Пара указала через долину на недавно построенный туннель и мост, которые, как они надеются, привлекут больше туристов из Токио на выходные. Но часто говорят, что опорная база ЛДП сделана из бетона. Эта форма политики «свиной бочки» является одной из причин, по которой большая часть береговой линии Японии заражена тетраподами, а ее реки окружены стенами из серого бетона. Важно, чтобы подача бетона продолжалась.
Эти сельские оплоты сейчас имеют решающее значение из-за демографии. Они должны были сократиться, поскольку миллионы молодых людей переехали в города на заработки. Но этого не произошло. ЛДП это нравится, потому что это означает, что голоса старшего поколения в сельской местности имеют большее значение.
Когда это старшее поколение уходит, изменения неизбежны. Но я не уверен, что это означает, что Япония станет более либеральной или открытой.
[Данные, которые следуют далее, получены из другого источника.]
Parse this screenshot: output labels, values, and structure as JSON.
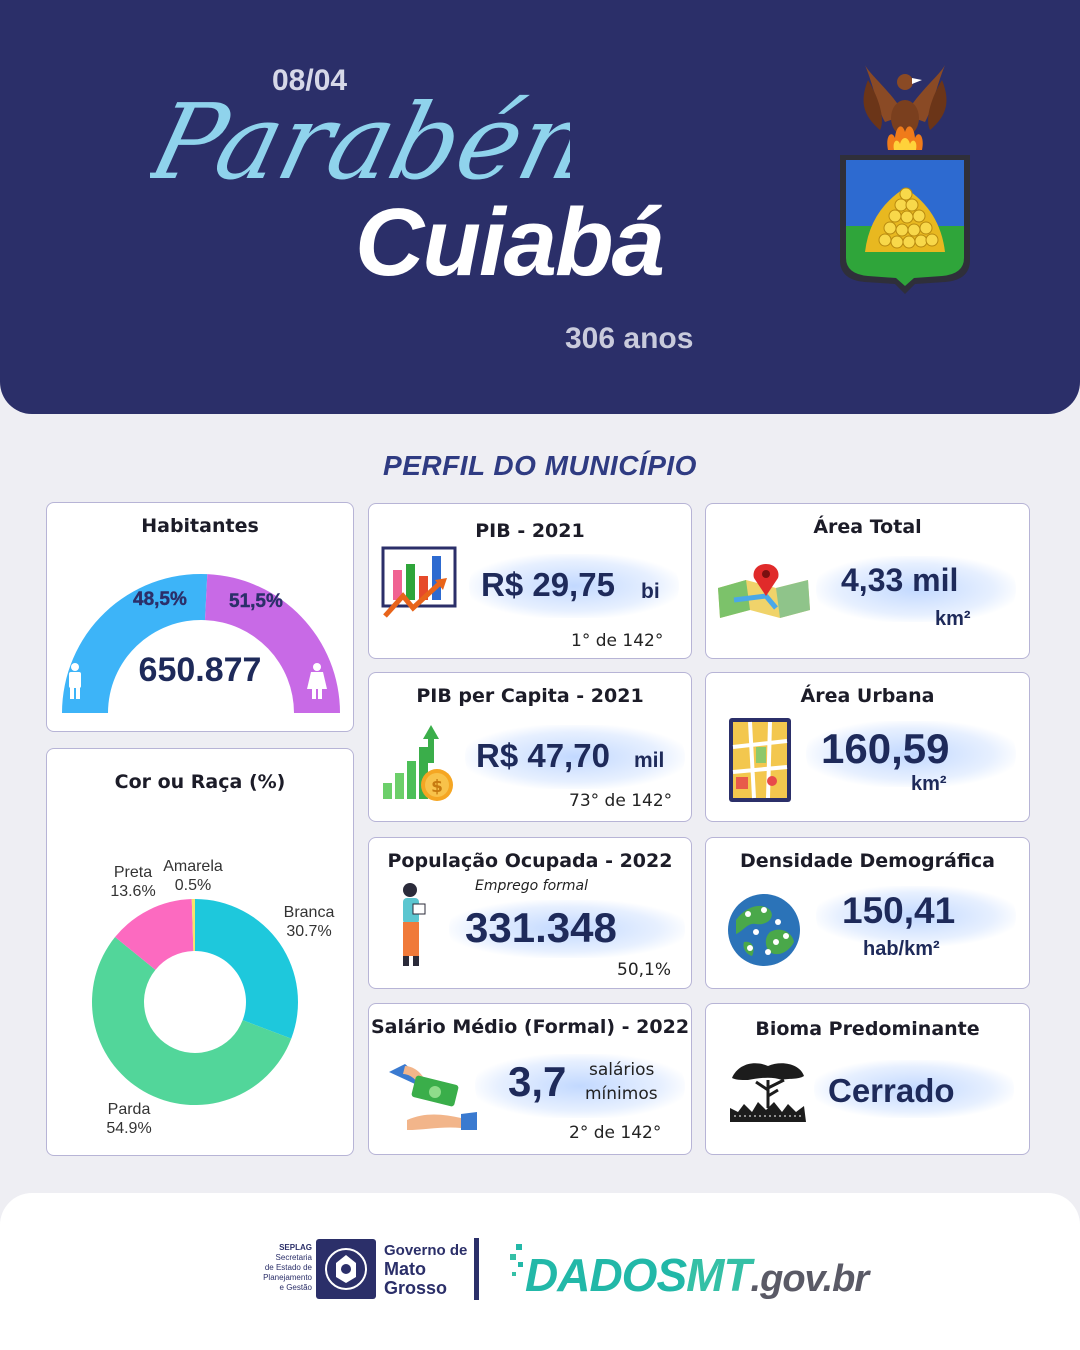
{
  "header": {
    "greeting": "Parabéns",
    "date": "08/04",
    "city": "Cuiabá",
    "years": "306 anos"
  },
  "section_title": "PERFIL DO MUNICÍPIO",
  "cards": {
    "habitantes": {
      "title": "Habitantes",
      "value": "650.877",
      "male_pct": "48,5%",
      "female_pct": "51,5%",
      "male_share": 48.5,
      "female_share": 51.5
    },
    "pib": {
      "title": "PIB - 2021",
      "value": "R$ 29,75",
      "unit": "bi",
      "rank": "1° de 142°"
    },
    "area_total": {
      "title": "Área Total",
      "value": "4,33 mil",
      "unit": "km²"
    },
    "pib_capita": {
      "title": "PIB per Capita - 2021",
      "value": "R$ 47,70",
      "unit": "mil",
      "rank": "73° de 142°"
    },
    "area_urbana": {
      "title": "Área Urbana",
      "value": "160,59",
      "unit": "km²"
    },
    "populacao": {
      "title": "População  Ocupada - 2022",
      "subtitle": "Emprego formal",
      "value": "331.348",
      "pct": "50,1%"
    },
    "densidade": {
      "title": "Densidade Demográfica",
      "value": "150,41",
      "unit": "hab/km²"
    },
    "salario": {
      "title": "Salário Médio (Formal) - 2022",
      "value": "3,7",
      "unit_line1": "salários",
      "unit_line2": "mínimos",
      "rank": "2° de 142°"
    },
    "bioma": {
      "title": "Bioma Predominante",
      "value": "Cerrado"
    },
    "cor_raca": {
      "title": "Cor ou Raça (%)"
    }
  },
  "chart_data": {
    "type": "pie",
    "title": "Cor ou Raça (%)",
    "categories": [
      "Branca",
      "Parda",
      "Preta",
      "Amarela"
    ],
    "values": [
      30.7,
      54.9,
      13.6,
      0.5
    ],
    "labels": [
      "30.7%",
      "54.9%",
      "13.6%",
      "0.5%"
    ],
    "colors": [
      "#1ec8dc",
      "#52d69a",
      "#fc6ac0",
      "#f5e56a"
    ],
    "donut": true
  },
  "colors": {
    "hero_bg": "#2b2f69",
    "title_blue": "#2f3b82",
    "male": "#3db4f8",
    "female": "#c86ae6"
  },
  "footer": {
    "seplag_lines": [
      "SEPLAG",
      "Secretaria",
      "de Estado de",
      "Planejamento",
      "e Gestão"
    ],
    "governo": [
      "Governo de",
      "Mato",
      "Grosso"
    ],
    "dados_1": "DADOS",
    "dados_2": "MT",
    "dados_3": ".gov.br"
  }
}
Молодые японцы с меньшей вероятностью вступят в брак или заведут детей. Но они также реже говорят на иностранном языке или учились за границей, чем их родители, бабушки и дедушки. Всего 13% японских менеджеров — женщины, и менее одного из 10 депутатов.
Когда я брал интервью у первой женщины-губернатора Токио Юрико Коикэ, я спросил ее, как ее администрация планирует помочь решить проблему гендерного неравенства.
«У меня две дочери, которые скоро закончат университет, — сказал я ей. «Они двуязычные граждане Японии. Что бы вы им сказали, чтобы побудить их остаться и сделать здесь карьеру?»
«Я бы сказала им, что если я могу добиться успеха здесь, то и они смогут», — сказала она. — Это все, что у тебя есть? Я думал.
И все же, несмотря на все это, я буду скучать по Японии, которая вызывает во мне и огромную привязанность, и нечастые приступы раздражения.
В один из последних дней моего пребывания в Токио я пошел с группой друзей на уличный рынок в конце года. В одном ларьке я рылся в коробках с красивыми старыми инструментами для деревообработки. Неподалеку стояла и болтала группа молодых женщин, одетых в великолепные шелковые кимоно. В полдень мы протиснулись в крошечный ресторанчик, чтобы отведать «комплексный обед» из жареной скумбрии, сашими и супа мисо. Еда, уютная обстановка, суетящаяся над нами добрая пожилая пара — все это стало таким знакомым, таким уютным.
Проведя здесь десять лет, я привык к тому, как выглядит Япония, и смирился с тем, что она не собирается меняться.
Да, я беспокоюсь о будущем. И будущее Японии будет уроком для всех нас. В эпоху искусственного интеллекта меньшее количество работников может заниматься инновациями; Престарелых японских фермеров могут заменить умные роботы. Большая часть страны может вернуться в дикую природу.
Станет ли Япония постепенно утрачивать актуальность или заново изобретет себя? Моя голова подсказывает мне, что для нового процветания Япония должна принять перемены. Но мое сердце болит при мысли о том, что я потеряю то, что делает его таким особенным.